Logiciels espions, les eurodéputés demandent aux États membres d'encadrer et justifier le recours aux écoutes pour des raisons de sécurité nationale

Les eurodéputés ont adopté par 411 voix contre 97 et 37 abstentions, jeudi 15 juin, les recommandations de la députée néerlandaise Sophie in ’t Veld (Renew Europe) sur l’utilisation des logiciels espions dans l’UE (EUROPE 13178/24).
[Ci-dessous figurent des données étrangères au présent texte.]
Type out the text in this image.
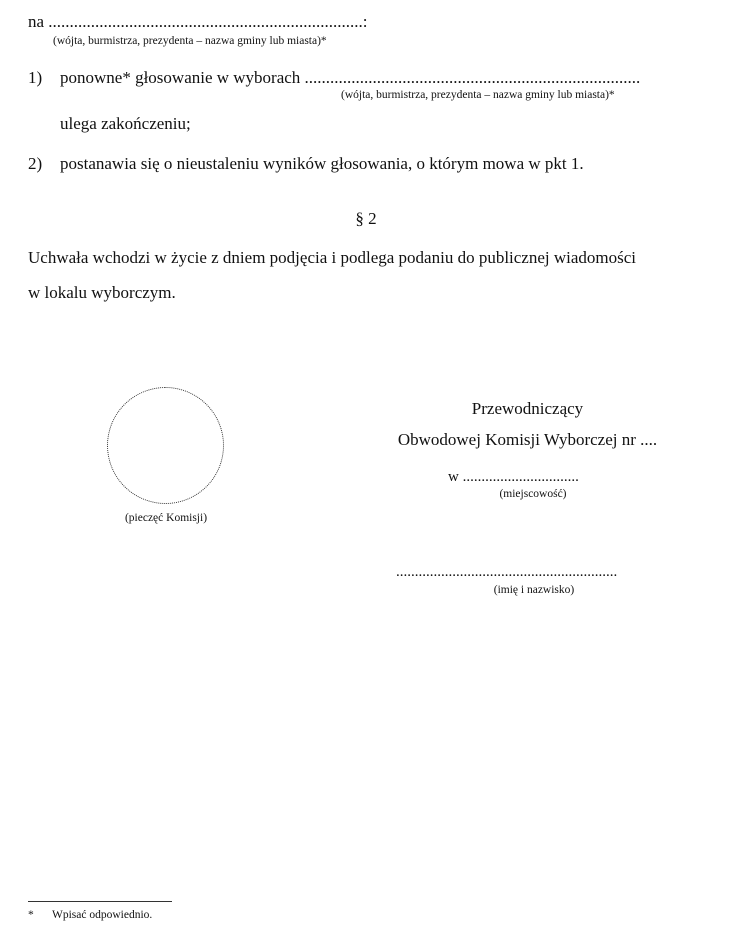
na ..........................................................................:
(wójta, burmistrza, prezydenta – nazwa gminy lub miasta)*
1) ponowne* głosowanie w wyborach ...............................................................................
(wójta, burmistrza, prezydenta – nazwa gminy lub miasta)*
ulega zakończeniu;
2) postanawia się o nieustaleniu wyników głosowania, o którym mowa w pkt 1.
§ 2
Uchwała wchodzi w życie z dniem podjęcia i podlega podaniu do publicznej wiadomości
w lokalu wyborczym.
(pieczęć Komisji)
Przewodniczący
Obwodowej Komisji Wyborczej nr ....
w ...............................
(miejscowość)
...........................................................
(imię i nazwisko)
* Wpisać odpowiednio.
La commission d’enquête du PE, PEGA, du nom du logiciel Pegasus, avait pris position début mai.

Les eurodéputés plaident notamment dans ce texte non contraignant pour une définition juridique commune de la sécurité nationale justifiant de telles écoutes et proposent de n'autoriser l’utilisation de logiciels espions que dans les États membres « où les allégations d’abus ont fait l’objet d'enquêtes approfondies, où la législation nationale est conforme aux recommandations de la Commission de Venise et à la jurisprudence de la Cour de justice de l'UE ».

Les élus souhaitent que les données relevant de la confidentialité des communications entre un client et son avocat ou concernant des responsables politiques, des médecins ou des médias soient exclues de cette surveillance, à moins qu’il y ait des preuves d’activité criminelle.
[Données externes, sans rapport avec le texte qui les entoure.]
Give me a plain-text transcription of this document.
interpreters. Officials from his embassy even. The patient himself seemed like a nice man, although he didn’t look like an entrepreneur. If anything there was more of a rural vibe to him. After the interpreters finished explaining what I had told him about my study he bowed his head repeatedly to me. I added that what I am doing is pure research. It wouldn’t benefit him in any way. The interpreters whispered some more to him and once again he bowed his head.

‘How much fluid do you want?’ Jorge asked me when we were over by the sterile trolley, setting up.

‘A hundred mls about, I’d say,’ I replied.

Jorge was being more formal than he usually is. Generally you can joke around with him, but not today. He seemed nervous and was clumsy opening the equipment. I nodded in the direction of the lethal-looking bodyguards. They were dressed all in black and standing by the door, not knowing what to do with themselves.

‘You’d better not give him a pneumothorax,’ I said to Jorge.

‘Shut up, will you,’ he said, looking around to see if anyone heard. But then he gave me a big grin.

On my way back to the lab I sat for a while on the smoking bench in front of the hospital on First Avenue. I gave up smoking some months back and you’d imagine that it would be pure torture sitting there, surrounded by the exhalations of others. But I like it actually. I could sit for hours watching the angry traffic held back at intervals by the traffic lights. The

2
Les députés proposent aussi des « notifications obligatoires pour les personnes ciblées et celles non ciblées dont les données ont été consultées lorsqu’une autre personne a fait l’objet d’une surveillance ». Et ils suggèrent la mise en place d’un contrôle indépendant qui serait effectué à la suite des cas de surveillance.

Les députés veulent aussi des règles européennes sur l’utilisation des logiciels espions par les forces de l’ordre, qui ne sera possible que dans des cas exceptionnels, à des fins prédéfinies et pour une durée limitée. 

Ils veulent encore une enquête approfondie sur les licences d’exportation de logiciels espions et une application plus stricte des règles de contrôle des exportations de l’UE.

D’ici décembre 2023, la Commission « devra évaluer dans un rapport public si ces conditions ont été remplies ».

Les élus ont aussi adressé des recommandations spécifiques à la Hongrie, la Pologne, la Grèce, l’Espagne et Chypre, où l’utilisation de logiciels espions a été rapportée par des médias ou ONG dans les 4 premiers cas, Chypre étant considéré comme un pays d'exportation de ces logiciels espions.

Les députés demandent ici à la Hongrie et la Pologne de respecter les décisions de la Cour européenne des droits de l’homme et de rétablir l’indépendance de la justice et des organes de contrôle.

Le gouvernement grec, pour sa part, est « invité à rétablir de toute urgence et à renforcer les garanties institutionnelles et juridiques, à révoquer les licences d’exportation qui ne sont pas conformes à la législation de l’UE et à respecter l’indépendance de l’autorité grecque chargée de la sécurité des communications et de la vie privée ».

 Notant que Chypre a servi de pôle d’exportation de logiciels espions, les députés déclarent que le pays devrait révoquer toutes les licences d’exportation non conformes à la législation de l’UE.

Et les autorités espagnoles devront garantir des enquêtes complètes, justes et efficaces alors que le gouvernement a été accusé d'avoir utilisé Pegasus dans le contexte du référendum catalan de 2017.

Un débat s’était tenu la veille en présence du commissaire européen à la Justice, Didier Reynders.

Ce dernier a indiqué aux élus que la Commission, après avoir reçu les réponses de tous les États membres sur l’usage de logiciels espions comme Pegasus ou Predator, « à l’exception de la Hongrie et des Pays-Bas », assurera un suivi sur les recours aux logiciels espions dans l’UE.

En attendant, le commissaire a demandé aux tribunaux nationaux et autorités compétentes de faire toute la lumière sur l’usage de ces logiciels et de rétablir la confiance des citoyens. Par ailleurs, les États membres ne peuvent pas renvoyer simplement au principe de sécurité nationale la justification de ces écoutes pour violer le droit à la confidentialité des communications ; ils doivent prouver que cette sécurité nationale serait compromise.